Il centrodestra accelera sul ballottaggio. E fissa una nuova soglia per accedervi: il 40%. Con questo emendamento, che Forza Italia ha scritto e sottoposto agli alleati, verrà modificato l’impianto e la filosofia della legge elettorale. Il significativo ritocco, osteggiato dalla Lega, sarà presentato domani in commissione Affari costituzionali del Senato, ma per ragioni regolamentari la vera conta sarà solo quella in Aula. Questo il percorso deciso per la riforma e per il doppio turno: non cambierà, a meno che la riunione tra Giorgia Meloni, Matteo Salvini e Antonio Tajani in agenda in queste ore non fermi l’operazione.
Ma cosa prevede questo emendamento? Viene come detto fissata la soglia del 40%, da cui tutto discende. Se nessuna forza arriva a superare questa asticella, non c’è ballottaggio e i seggi vengono distribuiti in modo proporzionale. Se invece due forze superano il 40%, accedono al ballottaggio. Chi vince al secondo turno, ottiene 70 deputati e 35 senatori come bonus, che andranno a sommarsi a quelli ottenuti con la percentuale del primo turno (esempio: se la coalizione A vince, prenderà il 43% del primo turno più il premio di 70 deputati alla Camera e 35 senatori a Palazzo Madama).
Infine, terza ipotesi: una sola coalizione ottiene il 40%, mentre le altre restano sotto. In questo caso, la coalizione arrivata prima ottiene direttamente il premio di maggioranza, senza necessità del ballottaggio.
Esistono ovviamente dei potenziali problemi anche con questo schema. Che succede se al ballottaggio la coalizione A vince alla Camera e quella B al Senato? A chi va il premio? Presumibilmente a nessuno: varrebbe il proporzionale puro del primo turno.

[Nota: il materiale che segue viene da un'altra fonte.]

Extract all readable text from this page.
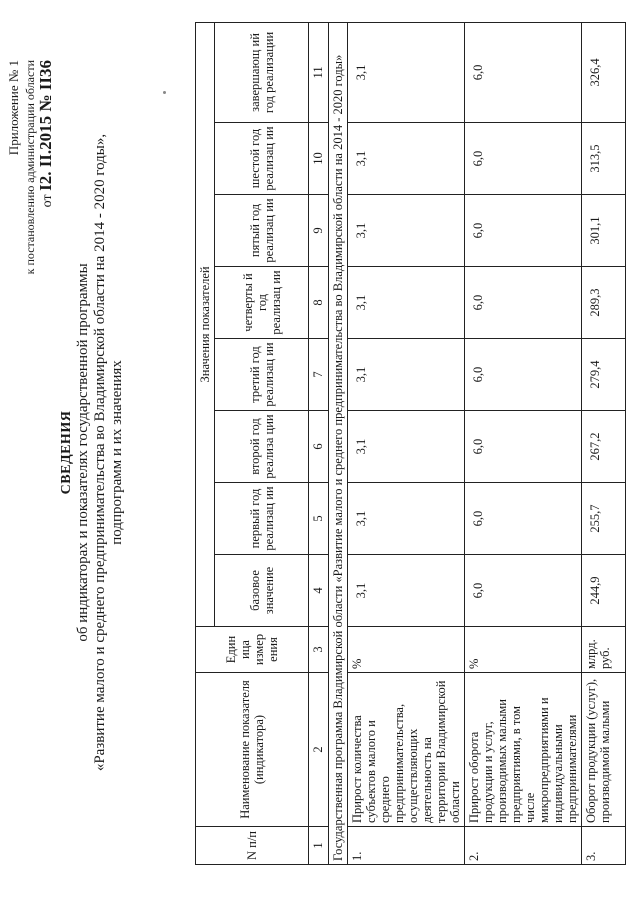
Приложение № 1 к постановлению администрации области от I2. II.2015 № II36
СВЕДЕНИЯ об индикаторах и показателях государственной программы «Развитие малого и среднего предпринимательства во Владимирской области на 2014 - 2020 годы», подпрограмм и их значениях
N п/п	Наименование показателя (индикатора)	Един ица измер ения	Значения показателей							
			базовое значение	первый год реализац ии	второй год реализа ции	третий год реализац ии	четверты й год реализац ии	пятый год реализац ии	шестой год реализац ии	завершающ ий год реализации
1	2	3	4	5	6	7	8	9	10	11
Государственная программа Владимирской области «Развитие малого и среднего предпринимательства во Владимирской области на 2014 - 2020 годы»										
1.	Прирост количества субъектов малого и среднего предпринимательства, осуществляющих деятельность на территории Владимирской области	%	3,1	3,1	3,1	3,1	3,1	3,1	3,1	3,1
2.	Прирост оборота продукции и услуг, производимых малыми предприятиями, в том числе микропредприятиями и индивидуальными предпринимателями	%	6,0	6,0	6,0	6,0	6,0	6,0	6,0	6,0
3.	Оборот продукции (услуг), производимой малыми	млрд. руб.	244,9	255,7	267,2	279,4	289,3	301,1	313,5	326,4
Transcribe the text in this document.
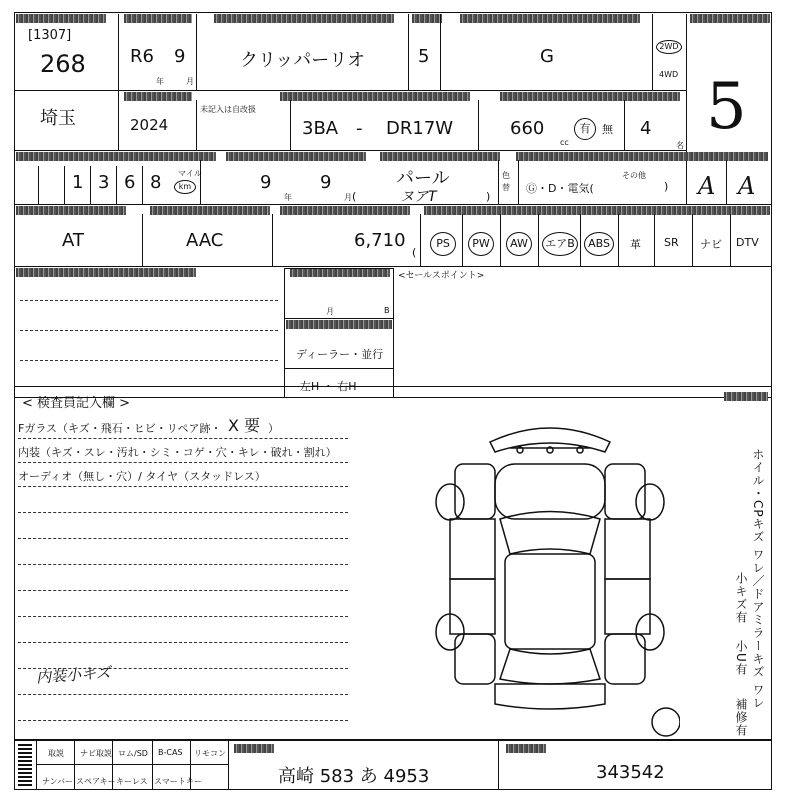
[1307]
268 R6 9
年	月
クリッパーリオ	5	G	2WD
4WD 5
埼玉	2024
未記入は自改扱
3BA - DR17W	660
cc
有	無 4
名
1 3 6 8 マイル
km	9
年
9
月 (
パール
ヌアT	)
色替 Ⓖ・D・電気(
その他
) A A
AT	AAC	6,710
(
PS	PW	AW	エアB	ABS	革 SR ナビ DTV
<セールスポイント>
月	B
ディーラー・並行
左H ・ 右H
< 検査員記入欄 >
Fガラス（キズ・飛石・ヒビ・リペア跡・ X 要 ）
内装（キズ・スレ・汚れ・シミ・コゲ・穴・キレ・破れ・割れ）
オーディオ（無し・穴）/ タイヤ（スタッドレス）
内装小キズ	ホイル・CPキズ ワレ／ドアミラーキズ ワレ
小キズ有
小U有
補修有
取説 ナビ取説 ロム/SD B-CAS リモコン
ナンバー スペアキー キーレス スマートキー	高崎 583 あ 4953	343542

Secondo possibile nodo: se una coalizione o due coalizioni si fermano al primo turno poco sopra il 40%, c’è il rischio che in determinate circostanze i 70 deputati e i 35 senatori del premio non bastino a superare il 50%, o permettano di farlo di un soffio, mettendo a repentaglio la governabilità. Dilemmi che i prossimi giorni dovranno risolvere.
Sarà soprattutto Meloni a decidere se andare avanti approvando il doppio turno in Aula, dando ascolto a FI. Oppure fermarsi, come chiede la Lega, terrorizzata dall’avanzata di Roberto Vannacci. I lavori in commissione serviranno comunque a poco, in questo senso: il contingentamento dei tempi farà sì che quasi certamente si finirà per trasferire il testo in Aula senza mandato al relatore. Con un effetto, determinato dal regolamento di Palazzo Madama: far decadere tutte le modifiche eventualmente approvate in Affari costituzionali, rimandando le decisioni direttamente all’emiciclo.
Tutte le forze di maggioranza voteranno infine le preferenze nello schema già proposto e bocciato a Montecitorio. La novità sarà ripresentata in un emendamento firmato da tutti i partiti della coalizione.